Abstract for the talk on 01.12.2022 (17:00 h)Math Machine Learning seminar MPI MIS + UCLA
Levon Nurbekyan (UCLA)
Efficient natural gradient method for large-scale optimization problems
See the video of this talk.
Large-scale optimization is at the forefront of modern data science, scientific computing, and applied mathematics with areas of interest, including high-dimensional PDE, inverse problems, machine learning, etc. First-order methods are workhorses for large-scale optimization due to modest computational cost and simplicity of implementation. Nevertheless, these methods are often agnostic to the structural properties of the problem under consideration and suffer from slow convergence, being trapped in bad local minima, etc.
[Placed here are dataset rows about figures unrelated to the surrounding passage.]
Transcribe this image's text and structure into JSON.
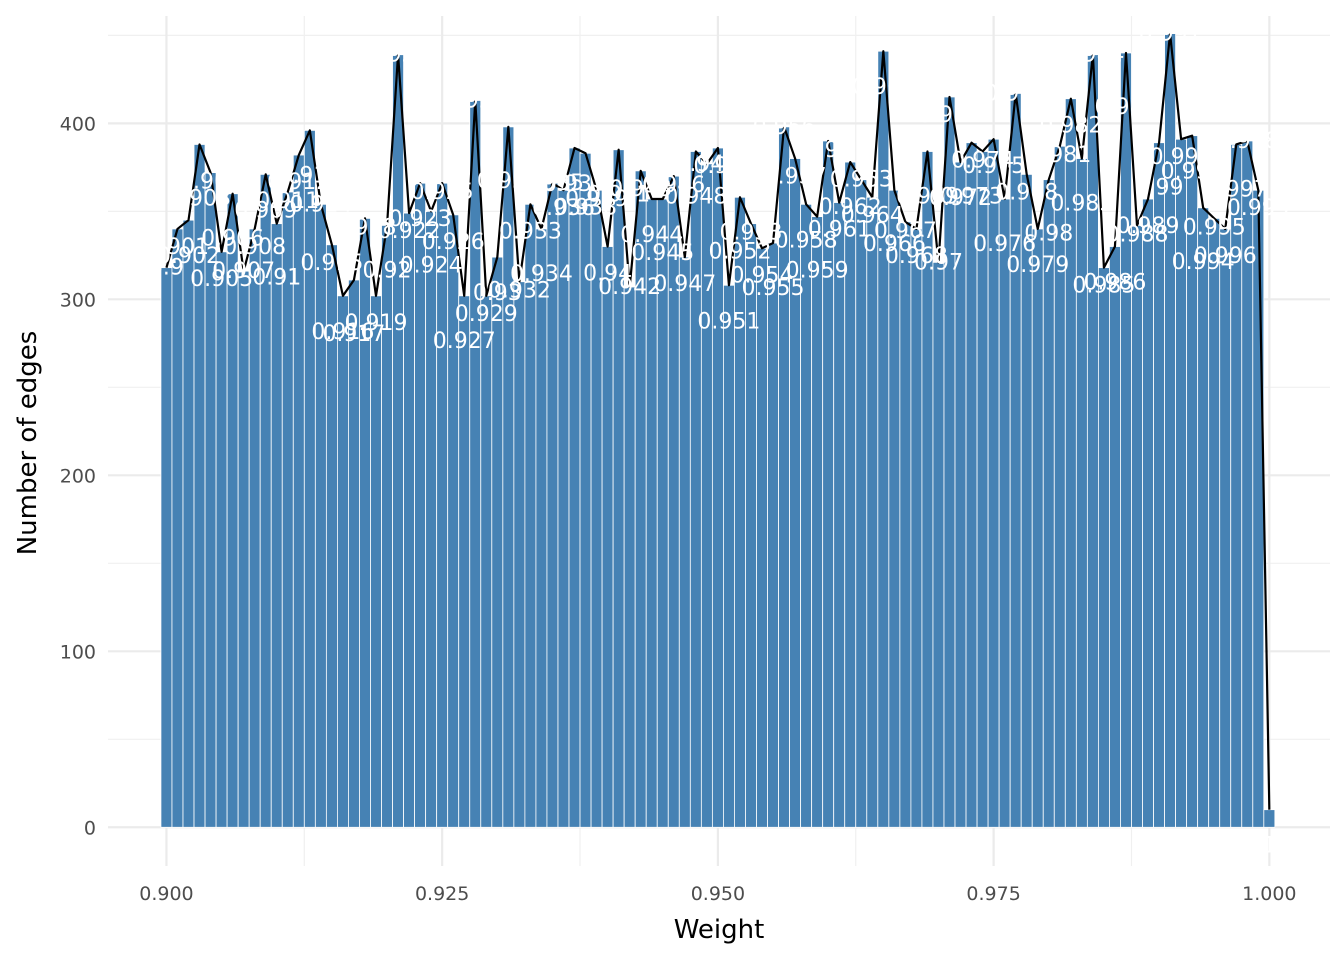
{
  "chart_data": {
    "type": "bar",
    "title": "",
    "xlabel": "Weight",
    "ylabel": "Number of edges",
    "xlim": [
      0.8947,
      1.0055
    ],
    "ylim": [
      -22,
      461
    ],
    "grid": true,
    "legend": "none",
    "x_ticks": [
      0.9,
      0.925,
      0.95,
      0.975,
      1.0
    ],
    "x_tick_labels": [
      "0.900",
      "0.925",
      "0.950",
      "0.975",
      "1.000"
    ],
    "y_ticks": [
      0,
      100,
      200,
      300,
      400
    ],
    "y_tick_labels": [
      "0",
      "100",
      "200",
      "300",
      "400"
    ],
    "bar_color": "#4682B4",
    "line_color": "#000000",
    "label_color": "#FFFFFF",
    "x": [
      0.9,
      0.901,
      0.902,
      0.903,
      0.904,
      0.905,
      0.906,
      0.907,
      0.908,
      0.909,
      0.91,
      0.911,
      0.912,
      0.913,
      0.914,
      0.915,
      0.916,
      0.917,
      0.918,
      0.919,
      0.92,
      0.921,
      0.922,
      0.923,
      0.924,
      0.925,
      0.926,
      0.927,
      0.928,
      0.929,
      0.93,
      0.931,
      0.932,
      0.933,
      0.934,
      0.935,
      0.936,
      0.937,
      0.938,
      0.939,
      0.94,
      0.941,
      0.942,
      0.943,
      0.944,
      0.945,
      0.946,
      0.947,
      0.948,
      0.949,
      0.95,
      0.951,
      0.952,
      0.953,
      0.954,
      0.955,
      0.956,
      0.957,
      0.958,
      0.959,
      0.96,
      0.961,
      0.962,
      0.963,
      0.964,
      0.965,
      0.966,
      0.967,
      0.968,
      0.969,
      0.97,
      0.971,
      0.972,
      0.973,
      0.974,
      0.975,
      0.976,
      0.977,
      0.978,
      0.979,
      0.98,
      0.981,
      0.982,
      0.983,
      0.984,
      0.985,
      0.986,
      0.987,
      0.988,
      0.989,
      0.99,
      0.991,
      0.992,
      0.993,
      0.994,
      0.995,
      0.996,
      0.997,
      0.998,
      0.999,
      1.0
    ],
    "values": [
      318,
      340,
      345,
      388,
      372,
      327,
      360,
      316,
      340,
      371,
      343,
      361,
      382,
      396,
      354,
      331,
      302,
      311,
      346,
      302,
      342,
      439,
      349,
      366,
      350,
      366,
      348,
      302,
      413,
      302,
      324,
      398,
      310,
      354,
      340,
      366,
      362,
      386,
      383,
      362,
      330,
      385,
      307,
      373,
      357,
      357,
      370,
      324,
      384,
      377,
      386,
      308,
      358,
      343,
      329,
      332,
      398,
      380,
      354,
      347,
      390,
      355,
      378,
      368,
      358,
      441,
      362,
      344,
      340,
      384,
      321,
      415,
      378,
      389,
      384,
      391,
      357,
      417,
      371,
      340,
      368,
      387,
      414,
      380,
      439,
      318,
      330,
      440,
      342,
      357,
      389,
      451,
      391,
      393,
      352,
      346,
      340,
      388,
      390,
      362,
      10
    ],
    "labels": [
      "0.9",
      "0.901",
      "0.902",
      "0.903",
      "0.904",
      "0.905",
      "0.906",
      "0.907",
      "0.908",
      "0.909",
      "0.91",
      "0.911",
      "0.912",
      "0.913",
      "0.914",
      "0.915",
      "0.916",
      "0.917",
      "0.918",
      "0.919",
      "0.92",
      "0.921",
      "0.922",
      "0.923",
      "0.924",
      "0.925",
      "0.926",
      "0.927",
      "0.928",
      "0.929",
      "0.93",
      "0.931",
      "0.932",
      "0.933",
      "0.934",
      "0.935",
      "0.936",
      "0.937",
      "0.938",
      "0.939",
      "0.94",
      "0.941",
      "0.942",
      "0.943",
      "0.944",
      "0.945",
      "0.946",
      "0.947",
      "0.948",
      "0.949",
      "0.95",
      "0.951",
      "0.952",
      "0.953",
      "0.954",
      "0.955",
      "0.956",
      "0.957",
      "0.958",
      "0.959",
      "0.96",
      "0.961",
      "0.962",
      "0.963",
      "0.964",
      "0.965",
      "0.966",
      "0.967",
      "0.968",
      "0.969",
      "0.97",
      "0.971",
      "0.972",
      "0.973",
      "0.974",
      "0.975",
      "0.976",
      "0.977",
      "0.978",
      "0.979",
      "0.98",
      "0.981",
      "0.982",
      "0.983",
      "0.984",
      "0.985",
      "0.986",
      "0.987",
      "0.988",
      "0.989",
      "0.99",
      "0.991",
      "0.992",
      "0.993",
      "0.994",
      "0.995",
      "0.996",
      "0.997",
      "0.998",
      "0.999",
      "1"
    ]
  }
}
Natural gradient descent is an acceleration technique in optimization that takes advantage of the problem’s geometric structure and preconditions the objective function’s gradient by a suitable "natural" metric. Hence parameter update directions correspond to the steepest descent on a corresponding "natural" manifold instead of the Euclidean parameter space rendering a parametrization invariant descent direction on that manifold. Despite its success in statistical inference and machine learning, the natural gradient descent method is far from a mainstream computational technique due to the computational complexity of calculating and inverting the preconditioning matrix. This work aims at a unified computational framework and streamlining the computation of a general natural gradient flow via the systematic application of efficient tools from numerical linear algebra. We obtain efficient and robust numerical methods for natural gradient flows without directly calculating, storing, or inverting the dense preconditioning matrix. We treat Euclidean, Wasserstein, Sobolev, and Fisher–Rao natural gradients in a single framework for a general loss function.